O inquérito sobre os atos antidemocráticos foi aberto no dia 21 de abril, a pedido de Aras, para apurar ‘fatos em tese delituosos’ envolvendo a organização de atos no Dia do Exército (19 de abril) que contaram com palavras de ordem contra o STF e o presidente da Câmara, Rodrigo Maia, pedidos de intervenção militar e ainda faixas com inscrições favoráveis a um novo AI-5, o mais duro ato da ditadura (1964 a 1985). O presidente Jair Bolsonaro discursou em uma das manifestações.
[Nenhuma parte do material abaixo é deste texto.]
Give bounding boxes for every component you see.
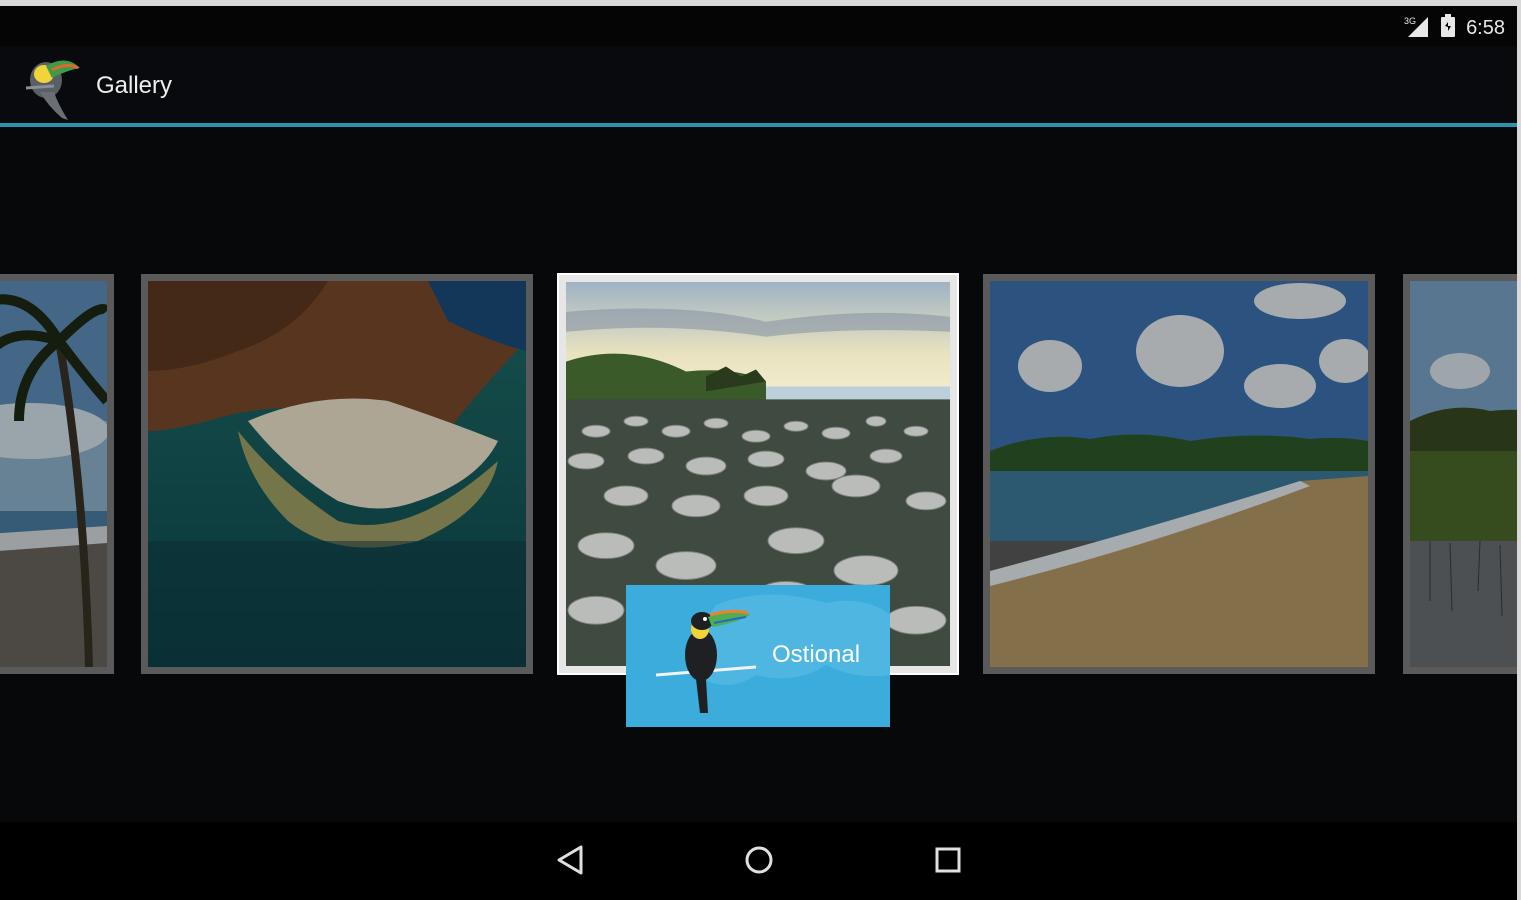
gallery-photo-wetland[interactable] <box>1403 274 1517 674</box>
location-caption: Ostional <box>772 641 861 668</box>
toucan-app-icon[interactable] <box>24 48 90 124</box>
recents-icon[interactable] <box>928 840 968 880</box>
screen-right-border <box>1517 0 1521 900</box>
back-icon[interactable] <box>550 840 590 880</box>
signal-icon: 3G <box>1404 15 1430 41</box>
home-icon[interactable] <box>739 840 779 880</box>
app-title: Gallery <box>96 72 173 99</box>
status-time: 6:58 <box>1466 16 1505 39</box>
gallery-photo-palm-beach[interactable] <box>0 274 114 674</box>
device-screen: 3G 6:58 Gallery Ostional <box>0 6 1517 894</box>
gallery-photo-bay-beach[interactable] <box>983 274 1375 674</box>
location-caption-card[interactable]: Ostional <box>626 585 890 727</box>
network-type-label: 3G <box>1404 16 1416 26</box>
gallery-photo-aerial-cove[interactable] <box>141 274 533 674</box>
toucan-icon <box>656 609 756 713</box>
status-bar: 3G 6:58 <box>0 6 1517 46</box>
action-bar: Gallery <box>0 46 1517 126</box>
navigation-bar <box>0 822 1517 894</box>
battery-icon <box>1440 14 1456 42</box>
gallery-carousel[interactable]: Ostional <box>0 127 1517 827</box>
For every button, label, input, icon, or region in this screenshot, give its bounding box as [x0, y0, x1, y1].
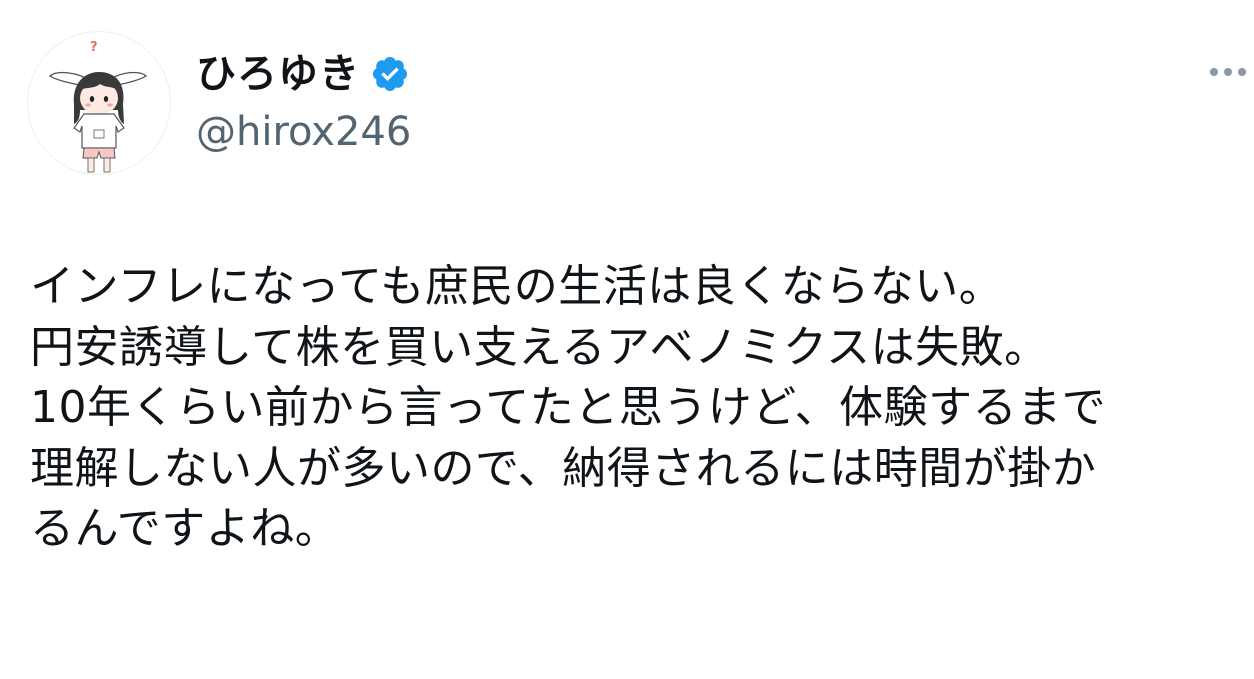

Ao enviar o pedido de investigação ao STF, Aras disse que os ‘fatos em tese delituosos’ foram cometidos ‘por vários cidadãos, inclusive deputados federais’. A investigação foi aberta para verificar se houve violação à Lei de Segurança Nacional. Ao autorizar o inquérito, Alexandre destacou que a Constituição ‘não permite o financiamento e a propagação de ideias contrárias à ordem constitucional e ao Estado Democrático, nem tampouco a realização de manifestações visando o rompimento do Estado de Direito’.

Manifestação em frente ao Quartel General do Exército teve participação do presidente Jair Bolsonaro, pediu fechamento do Congresso e do Supremo, deposição de governadores e intervenção militar Foto: Gabriela Biló/Estadão

COM A PALAVRA, A DEFESA DO DE OTÁVIO OSCAR FAKHOURY

“Mais uma vez, o empresário Otávio Oscar Fakhoury foi alvo de mandado de Busca e Apreensão nesta terça-feira (16), em operação relacionada ao Inquérito que apura a suposta prática de atos antidemocráticos. Fakhoury nega qualquer ato ilícito.

Os advogados João Vinícius Manssur e William Iliadis Janssen, que representam o empresário, não podem dar mais informações pelo fato de sequer terem recebidos cópia da decisão que determinou a operação de hoje, não sabendo dizer o motivo exato de Fakhoury estar sendo investigado.

Ainda segundo João Manssur, Otávio Fakhoury foi informado, durante a busca e apreensão, que sua oitiva teria sido marcada para hoje, às 12h. Assim, afirma que, em observação a Súmula 14 do STF, já protocolou pedido de acesso integral aos autos, aguardando deferimento para que, uma vez ciente dos elementos de prova, possa apresentar seu cliente para os esclarecimentos necessários.”